UPDATE: Last week, when Michigan Republicans in the state House and Senate rammed through “right to work” for less legislation, they tried to ensure the measure would never come before voters by including an appropriation, which, under Michigan law, means it cannot be put to a “citizens veto” referendum. This morning, House Republicans defeated an amendment to eliminate the funding that would have made right to work referendum-eligible in 2013 and, if qualified for the ballot, delayed the law’s implementation.
But with a higher signature threshold, Michigan working families can put an initiative on the 2014 ballot to overturn the “right to work” for less law. It also would force Snyder and his Republican colleagues running for re-election to defend their undemocratic steamrolling of the bill through the legislature.
UPDATE:Estimates from the Michigan State Police peg the crowd at more than 10,000 people outside the Capitol in Lansing and some 2,500 inside.
UPDATE: As today’s big action gets under way, a new report from the Economic Policy Institute (EPI) refutes Gov.

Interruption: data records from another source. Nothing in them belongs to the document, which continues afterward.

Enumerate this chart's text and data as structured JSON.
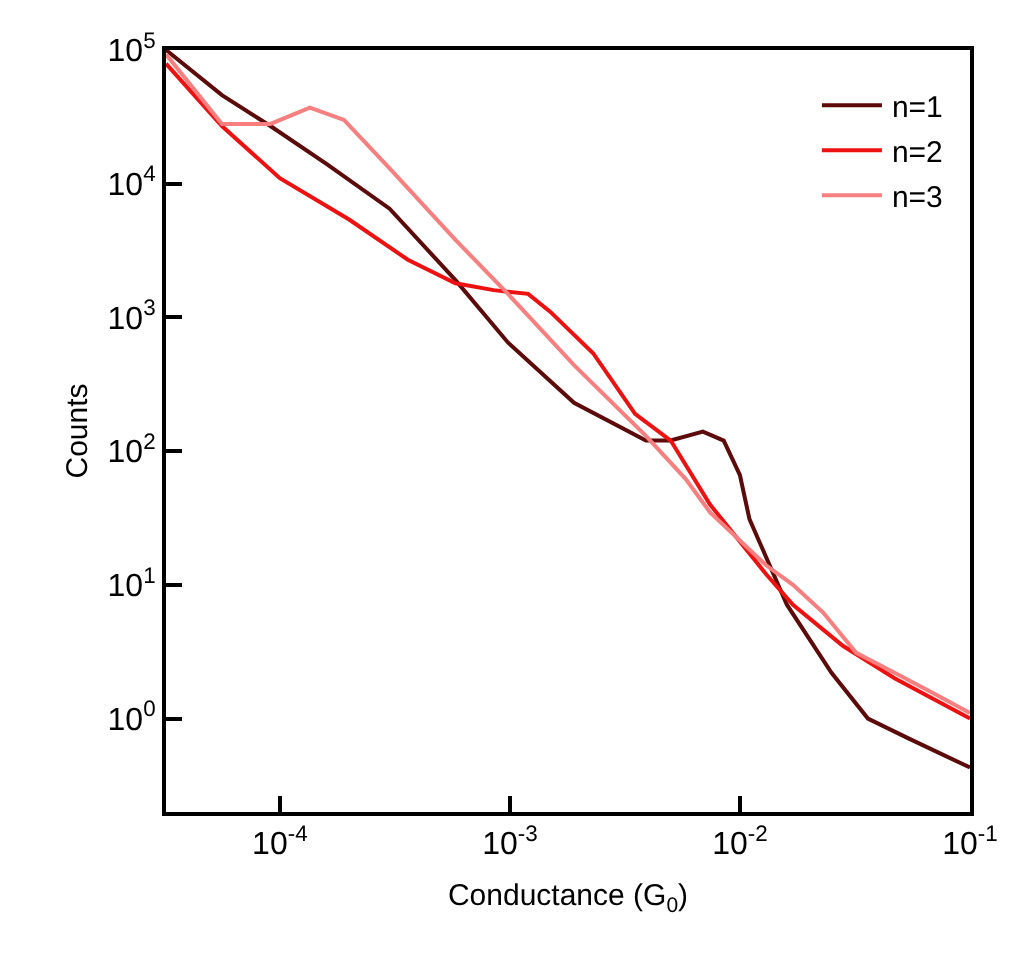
{
  "chart_data": {
    "type": "line",
    "xlabel": "Conductance (G$_{0}$)",
    "ylabel": "Counts",
    "log": "xy",
    "legend": "top right",
    "marker": "none",
    "line_style": "solid",
    "xlim": [
      3.2e-05,
      0.1
    ],
    "ylim": [
      0.2,
      100000
    ],
    "xticks": [
      {
        "value": 0.0001,
        "label": "10$^{-4}$"
      },
      {
        "value": 0.001,
        "label": "10$^{-3}$"
      },
      {
        "value": 0.01,
        "label": "10$^{-2}$"
      },
      {
        "value": 0.1,
        "label": "10$^{-1}$"
      }
    ],
    "yticks": [
      {
        "value": 1,
        "label": "10$^{0}$"
      },
      {
        "value": 10,
        "label": "10$^{1}$"
      },
      {
        "value": 100,
        "label": "10$^{2}$"
      },
      {
        "value": 1000,
        "label": "10$^{3}$"
      },
      {
        "value": 10000,
        "label": "10$^{4}$"
      },
      {
        "value": 100000,
        "label": "10$^{5}$"
      }
    ],
    "series": [
      {
        "name": "n=1",
        "color": "#5c0a0a",
        "x": [
          3.2e-05,
          5.6e-05,
          9.1e-05,
          0.00016,
          0.0003,
          0.00058,
          0.00098,
          0.0019,
          0.0039,
          0.005,
          0.0069,
          0.0085,
          0.01,
          0.011,
          0.016,
          0.025,
          0.036,
          0.054,
          0.1
        ],
        "values": [
          100000,
          46000,
          27000,
          14000,
          6500,
          1900,
          650,
          230,
          120,
          120,
          140,
          120,
          66,
          31,
          7.1,
          2.2,
          1.0,
          0.71,
          0.43
        ]
      },
      {
        "name": "n=2",
        "color": "#ee1111",
        "x": [
          3.2e-05,
          5.6e-05,
          0.0001,
          0.0002,
          0.00036,
          0.00058,
          0.00085,
          0.0012,
          0.0015,
          0.0023,
          0.0035,
          0.005,
          0.0074,
          0.013,
          0.017,
          0.028,
          0.047,
          0.1
        ],
        "values": [
          79000,
          27000,
          11000,
          5400,
          2700,
          1800,
          1600,
          1500,
          1100,
          540,
          190,
          120,
          40,
          12,
          7.1,
          3.5,
          2.0,
          1.0
        ]
      },
      {
        "name": "n=3",
        "color": "#f87f7f",
        "x": [
          3.2e-05,
          5.6e-05,
          9.1e-05,
          0.000135,
          0.00019,
          0.0003,
          0.00058,
          0.00098,
          0.0019,
          0.0039,
          0.0058,
          0.0074,
          0.013,
          0.017,
          0.023,
          0.032,
          0.047,
          0.069,
          0.1
        ],
        "values": [
          93000,
          28000,
          28000,
          37000,
          30000,
          13000,
          3800,
          1500,
          440,
          130,
          62,
          35,
          14,
          10,
          6.2,
          3.1,
          2.2,
          1.55,
          1.1
        ]
      }
    ]
  }
}
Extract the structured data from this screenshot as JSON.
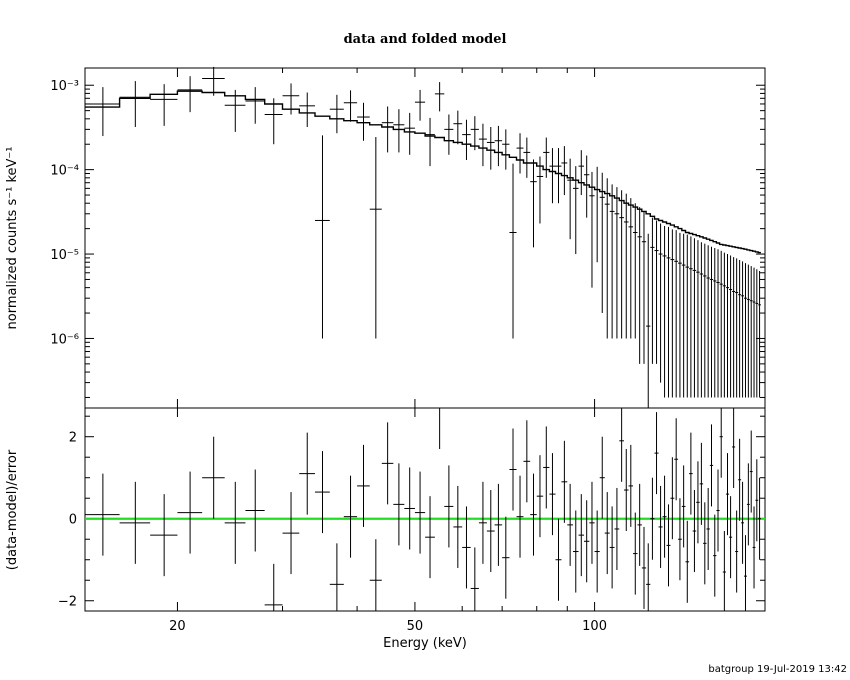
{
  "chart_data": [
    {
      "type": "scatter",
      "panel": "top",
      "title": "data and folded model",
      "xlabel": "",
      "ylabel": "normalized counts s⁻¹ keV⁻¹",
      "xscale": "log",
      "yscale": "log",
      "xlim": [
        14,
        193
      ],
      "ylim": [
        1.5e-07,
        0.0016
      ],
      "ytick_values": [
        1e-06,
        1e-05,
        0.0001,
        0.001
      ],
      "ytick_labels": [
        "10⁻⁶",
        "10⁻⁵",
        "10⁻⁴",
        "10⁻³"
      ],
      "series": [
        {
          "role": "data",
          "x": [
            15,
            17,
            19,
            21,
            23,
            25,
            27,
            29,
            31,
            33,
            35,
            37,
            39,
            41,
            43,
            45,
            47,
            49,
            51,
            53,
            55,
            57,
            59,
            61,
            63,
            65,
            67,
            69,
            71,
            73,
            75,
            77,
            79,
            81,
            83,
            85,
            87,
            89,
            91,
            93,
            95,
            97,
            99,
            101,
            103,
            105,
            107,
            109,
            111,
            113,
            115,
            117,
            119,
            121,
            123,
            125,
            127,
            129,
            131,
            133,
            135,
            137,
            139,
            141,
            143,
            145,
            147,
            149,
            151,
            153,
            155,
            157,
            159,
            161,
            163,
            165,
            167,
            169,
            171,
            173,
            175,
            177,
            179,
            181,
            183,
            185,
            187,
            189
          ],
          "xerr": [
            1,
            1,
            1,
            1,
            1,
            1,
            1,
            1,
            1,
            1,
            1,
            1,
            1,
            1,
            1,
            1,
            1,
            1,
            1,
            1,
            1,
            1,
            1,
            1,
            1,
            1,
            1,
            1,
            1,
            1,
            1,
            1,
            1,
            1,
            1,
            1,
            1,
            1,
            1,
            1,
            1,
            1,
            1,
            1,
            1,
            1,
            1,
            1,
            1,
            1,
            1,
            1,
            1,
            1,
            1,
            1,
            1,
            1,
            1,
            1,
            1,
            1,
            1,
            1,
            1,
            1,
            1,
            1,
            1,
            1,
            1,
            1,
            1,
            1,
            1,
            1,
            1,
            1,
            1,
            1,
            1,
            1,
            1,
            1,
            1,
            1,
            1,
            1
          ],
          "y": [
            0.0006,
            0.00072,
            0.00068,
            0.00088,
            0.0012,
            0.00058,
            0.00065,
            0.00045,
            0.00075,
            0.00057,
            2.5e-05,
            0.00052,
            0.00062,
            0.00042,
            3.4e-05,
            0.00036,
            0.00034,
            0.00031,
            0.00063,
            0.00026,
            0.00079,
            0.0003,
            0.00035,
            0.00026,
            0.0003,
            0.00023,
            0.00021,
            0.00022,
            0.0002,
            1.8e-05,
            0.00018,
            0.00016,
            7.2e-05,
            8.3e-05,
            0.00016,
            0.00011,
            0.00011,
            0.00012,
            7.5e-05,
            6e-05,
            0.00011,
            8.7e-05,
            4.9e-05,
            5.8e-05,
            4.7e-05,
            3.9e-05,
            3.2e-05,
            3e-05,
            2.7e-05,
            2.4e-05,
            2.1e-05,
            1.8e-05,
            1.6e-05,
            1.4e-05,
            1.4e-06,
            1.2e-05,
            1.1e-05,
            1e-05,
            9.5e-06,
            9e-06,
            8.6e-06,
            8.2e-06,
            7.8e-06,
            7.4e-06,
            7e-06,
            6.7e-06,
            6.4e-06,
            6.1e-06,
            5.8e-06,
            5.5e-06,
            5.2e-06,
            5e-06,
            4.8e-06,
            4.6e-06,
            4.4e-06,
            4.2e-06,
            4e-06,
            3.8e-06,
            3.6e-06,
            3.5e-06,
            3.3e-06,
            3.2e-06,
            3e-06,
            2.9e-06,
            2.8e-06,
            2.7e-06,
            2.6e-06,
            2.5e-06
          ],
          "yerr_low": [
            0.00035,
            0.0004,
            0.00035,
            0.0004,
            0.00045,
            0.0003,
            0.0003,
            0.00025,
            0.0003,
            0.00025,
            2.4e-05,
            0.00025,
            0.00025,
            0.0002,
            3.3e-05,
            0.0002,
            0.00018,
            0.00016,
            0.00025,
            0.00015,
            0.0003,
            0.00015,
            0.00015,
            0.00013,
            0.00013,
            0.00012,
            0.00011,
            0.00011,
            0.0001,
            1.7e-05,
            9e-05,
            8e-05,
            6e-05,
            6e-05,
            8e-05,
            7e-05,
            7e-05,
            7e-05,
            6e-05,
            5e-05,
            6e-05,
            6e-05,
            4.5e-05,
            5e-05,
            4.5e-05,
            3.8e-05,
            3.1e-05,
            2.9e-05,
            2.6e-05,
            2.3e-05,
            2e-05,
            1.7e-05,
            1.55e-05,
            1.35e-05,
            1.3e-06,
            1.15e-05,
            1.05e-05,
            9.7e-06,
            9.3e-06,
            8.8e-06,
            8.4e-06,
            8e-06,
            7.6e-06,
            7.2e-06,
            6.8e-06,
            6.5e-06,
            6.2e-06,
            5.9e-06,
            5.6e-06,
            5.3e-06,
            5e-06,
            4.8e-06,
            4.6e-06,
            4.4e-06,
            4.2e-06,
            4e-06,
            3.8e-06,
            3.6e-06,
            3.4e-06,
            3.3e-06,
            3.1e-06,
            3e-06,
            2.8e-06,
            2.7e-06,
            2.6e-06,
            2.5e-06,
            2.4e-06,
            2.3e-06
          ],
          "yerr_high": [
            0.00035,
            0.0004,
            0.00035,
            0.0004,
            0.00045,
            0.0003,
            0.0003,
            0.00025,
            0.0003,
            0.00025,
            0.00023,
            0.00025,
            0.00025,
            0.0002,
            0.00021,
            0.0002,
            0.00018,
            0.00016,
            0.00025,
            0.00015,
            0.0003,
            0.00015,
            0.00015,
            0.00013,
            0.00013,
            0.00012,
            0.00011,
            0.00011,
            0.0001,
            0.0001,
            9e-05,
            8e-05,
            6e-05,
            6e-05,
            8e-05,
            7e-05,
            7e-05,
            7e-05,
            6e-05,
            5e-05,
            6e-05,
            6e-05,
            4.5e-05,
            5e-05,
            4.5e-05,
            4e-05,
            3.5e-05,
            3.2e-05,
            3e-05,
            2.8e-05,
            2.5e-05,
            2.2e-05,
            2e-05,
            1.8e-05,
            1.6e-05,
            1.5e-05,
            1.4e-05,
            1.3e-05,
            1.2e-05,
            1.2e-05,
            1.1e-05,
            1.1e-05,
            1e-05,
            1e-05,
            1e-05,
            9.5e-06,
            9e-06,
            8.5e-06,
            8e-06,
            7.8e-06,
            7.5e-06,
            7.2e-06,
            7e-06,
            6.8e-06,
            6.5e-06,
            6.2e-06,
            6e-06,
            5.8e-06,
            5.6e-06,
            5.4e-06,
            5.2e-06,
            5e-06,
            4.8e-06,
            4.6e-06,
            4.4e-06,
            4.2e-06,
            4e-06,
            3.8e-06
          ]
        },
        {
          "role": "model",
          "x": [
            15,
            17,
            19,
            21,
            23,
            25,
            27,
            29,
            31,
            33,
            35,
            37,
            39,
            41,
            43,
            45,
            47,
            49,
            51,
            53,
            55,
            57,
            59,
            61,
            63,
            65,
            67,
            69,
            71,
            73,
            75,
            77,
            79,
            81,
            83,
            85,
            87,
            89,
            91,
            93,
            95,
            97,
            99,
            101,
            103,
            105,
            107,
            109,
            111,
            113,
            115,
            117,
            119,
            121,
            123,
            125,
            127,
            129,
            131,
            133,
            135,
            137,
            139,
            141,
            143,
            145,
            147,
            149,
            151,
            153,
            155,
            157,
            159,
            161,
            163,
            165,
            167,
            169,
            171,
            173,
            175,
            177,
            179,
            181,
            183,
            185,
            187,
            189
          ],
          "y": [
            0.00055,
            0.0007,
            0.00078,
            0.00085,
            0.00082,
            0.00075,
            0.00068,
            0.0006,
            0.00052,
            0.00047,
            0.00043,
            0.0004,
            0.00038,
            0.00036,
            0.00034,
            0.00032,
            0.0003,
            0.00028,
            0.00027,
            0.00025,
            0.00024,
            0.00022,
            0.00021,
            0.0002,
            0.00019,
            0.00018,
            0.00017,
            0.00016,
            0.00015,
            0.00014,
            0.00013,
            0.00012,
            0.00012,
            0.00011,
            0.0001,
            9.5e-05,
            9e-05,
            8.5e-05,
            8e-05,
            7.5e-05,
            7e-05,
            6.6e-05,
            6.2e-05,
            5.8e-05,
            5.5e-05,
            5.2e-05,
            4.9e-05,
            4.6e-05,
            4.3e-05,
            4e-05,
            3.8e-05,
            3.6e-05,
            3.4e-05,
            3.2e-05,
            3e-05,
            2.8e-05,
            2.6e-05,
            2.5e-05,
            2.4e-05,
            2.3e-05,
            2.2e-05,
            2.1e-05,
            2e-05,
            1.9e-05,
            1.8e-05,
            1.75e-05,
            1.7e-05,
            1.65e-05,
            1.6e-05,
            1.55e-05,
            1.5e-05,
            1.45e-05,
            1.4e-05,
            1.35e-05,
            1.3e-05,
            1.28e-05,
            1.26e-05,
            1.24e-05,
            1.22e-05,
            1.2e-05,
            1.18e-05,
            1.16e-05,
            1.14e-05,
            1.12e-05,
            1.1e-05,
            1.08e-05,
            1.06e-05,
            1.04e-05
          ]
        }
      ]
    },
    {
      "type": "scatter",
      "panel": "bottom",
      "title": "",
      "xlabel": "Energy (keV)",
      "ylabel": "(data-model)/error",
      "xscale": "log",
      "yscale": "linear",
      "xlim": [
        14,
        193
      ],
      "ylim": [
        -2.25,
        2.7
      ],
      "xtick_values": [
        20,
        50,
        100
      ],
      "xtick_labels": [
        "20",
        "50",
        "100"
      ],
      "ytick_values": [
        -2,
        0,
        2
      ],
      "ytick_labels": [
        "−2",
        "0",
        "2"
      ],
      "reference_line": {
        "y": 0,
        "color": "#22dd22"
      },
      "series": [
        {
          "role": "residuals",
          "x": [
            15,
            17,
            19,
            21,
            23,
            25,
            27,
            29,
            31,
            33,
            35,
            37,
            39,
            41,
            43,
            45,
            47,
            49,
            51,
            53,
            55,
            57,
            59,
            61,
            63,
            65,
            67,
            69,
            71,
            73,
            75,
            77,
            79,
            81,
            83,
            85,
            87,
            89,
            91,
            93,
            95,
            97,
            99,
            101,
            103,
            105,
            107,
            109,
            111,
            113,
            115,
            117,
            119,
            121,
            123,
            125,
            127,
            129,
            131,
            133,
            135,
            137,
            139,
            141,
            143,
            145,
            147,
            149,
            151,
            153,
            155,
            157,
            159,
            161,
            163,
            165,
            167,
            169,
            171,
            173,
            175,
            177,
            179,
            181,
            183,
            185,
            187,
            189
          ],
          "xerr": [
            1,
            1,
            1,
            1,
            1,
            1,
            1,
            1,
            1,
            1,
            1,
            1,
            1,
            1,
            1,
            1,
            1,
            1,
            1,
            1,
            1,
            1,
            1,
            1,
            1,
            1,
            1,
            1,
            1,
            1,
            1,
            1,
            1,
            1,
            1,
            1,
            1,
            1,
            1,
            1,
            1,
            1,
            1,
            1,
            1,
            1,
            1,
            1,
            1,
            1,
            1,
            1,
            1,
            1,
            1,
            1,
            1,
            1,
            1,
            1,
            1,
            1,
            1,
            1,
            1,
            1,
            1,
            1,
            1,
            1,
            1,
            1,
            1,
            1,
            1,
            1,
            1,
            1,
            1,
            1,
            1,
            1,
            1,
            1,
            1,
            1,
            1,
            1
          ],
          "y": [
            0.1,
            -0.1,
            -0.4,
            0.15,
            1.0,
            -0.1,
            0.2,
            -2.1,
            -0.35,
            1.1,
            0.65,
            -1.6,
            0.05,
            0.8,
            -1.5,
            1.35,
            0.35,
            0.25,
            0.15,
            -0.45,
            2.7,
            0.3,
            -0.2,
            -0.7,
            -1.7,
            -0.1,
            -0.3,
            -0.15,
            -0.95,
            1.2,
            0.05,
            1.4,
            0.1,
            0.55,
            1.25,
            0.6,
            -1.0,
            0.9,
            -0.15,
            -0.8,
            -0.4,
            -0.55,
            -0.1,
            -0.8,
            1.0,
            -0.35,
            -0.7,
            -0.25,
            1.9,
            0.7,
            0.8,
            -0.85,
            -0.15,
            -1.2,
            -1.6,
            0.0,
            1.6,
            -0.2,
            0.05,
            -0.65,
            0.5,
            1.45,
            -0.5,
            0.3,
            -1.05,
            1.1,
            -0.3,
            0.4,
            0.85,
            -0.6,
            -0.25,
            1.3,
            -0.9,
            0.2,
            2.0,
            -1.3,
            0.6,
            -0.45,
            1.75,
            -0.8,
            0.95,
            -0.1,
            -1.4,
            0.35,
            1.15,
            -0.7,
            0.45,
            0.0
          ],
          "yerr": [
            1,
            1,
            1,
            1,
            1,
            1,
            1,
            1,
            1,
            1,
            1,
            1,
            1,
            1,
            1,
            1,
            1,
            1,
            1,
            1,
            1,
            1,
            1,
            1,
            1,
            1,
            1,
            1,
            1,
            1,
            1,
            1,
            1,
            1,
            1,
            1,
            1,
            1,
            1,
            1,
            1,
            1,
            1,
            1,
            1,
            1,
            1,
            1,
            1,
            1,
            1,
            1,
            1,
            1,
            1,
            1,
            1,
            1,
            1,
            1,
            1,
            1,
            1,
            1,
            1,
            1,
            1,
            1,
            1,
            1,
            1,
            1,
            1,
            1,
            1,
            1,
            1,
            1,
            1,
            1,
            1,
            1,
            1,
            1,
            1,
            1,
            1,
            1
          ]
        }
      ]
    }
  ],
  "footer": {
    "text": "batgroup 19-Jul-2019 13:42"
  }
}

Rick Snyder’s (R) claims and those of other backers of “right to work” for less that such laws boost a state’s economy, draw new businesses and grow jobs. The report looks at the impact of "right to work" in Indiana—which Snyder cited as a success model—and finds no proof that a single company moved to the state because of “right to work” or that the law has significantly impacted Hoosier job growth. Read the report.
Today, thousands of people are coming together in Lansing, Mich., to march on the state Capitol to fight back against Gov. Rick Snyder’s (R) and Republican legislators’ steamrolling “right to work” for less legislation without public debate or hearings.